Excerpt from De Excidio et Conquestu Britannie
25 So a number of the wretched survivors were caught in the mountains and butchered wholesale. Others, their spirit broken by hunger, went to surrender to the enemy; they were fated to be slaves for ever, if indeed they were not killed straight away, the highest boon. Others made for lands beyond the sea; beneath the swelling sails they loudly wailed, singing a psalm that took the place of a shanty: 'You have given us like sheep for eating and scattered us among the heathen'. Others held out, though not without fear, in their own land, trusting their lives with constant foreboding to the high hills, steep, menacing and fortified, to the densest forests, and to the cliffs of the sea coast.
After a time, when the cruel plunderers had gone home, God gave strength to the survivors. Wretched people fled to them from all directions, as eagerly as bees to the beehive when a storm threatens, and begged whole-heartedly, 'burdening heaven with unnumbered prayers', that they should not be altogether destroyed. Their leader was Ambrosius Aurelianus, a gentleman who, perhaps alone of the Romans, had survived the shock of this notable storm: certainly his parents, who had worn the purple, were slain in it. His descendants in our day have become greatly inferior to their grandfather's excellence. Under him our people regained their strength, and challenged the victors to battle. The Lord assented, and the battle went their way.

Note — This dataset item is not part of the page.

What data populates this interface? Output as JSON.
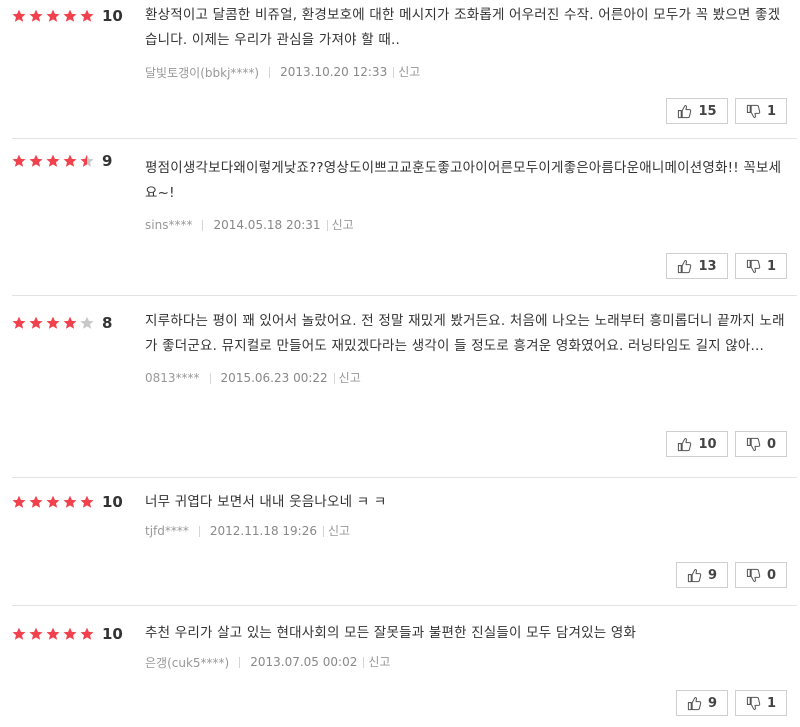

26 From then on victory went now to our countrymen, now to their enemies: so that in this people the Lord could make trial (as he tends to) of his latter-day Israel to see whether it loves him or not. This lasted right up till the year of the siege of Badon Hill, pretty well the last defeat of the villains, and certainly not the least. That was the year of my birth; as I know, one month of the forty-fourth year since then has already passed.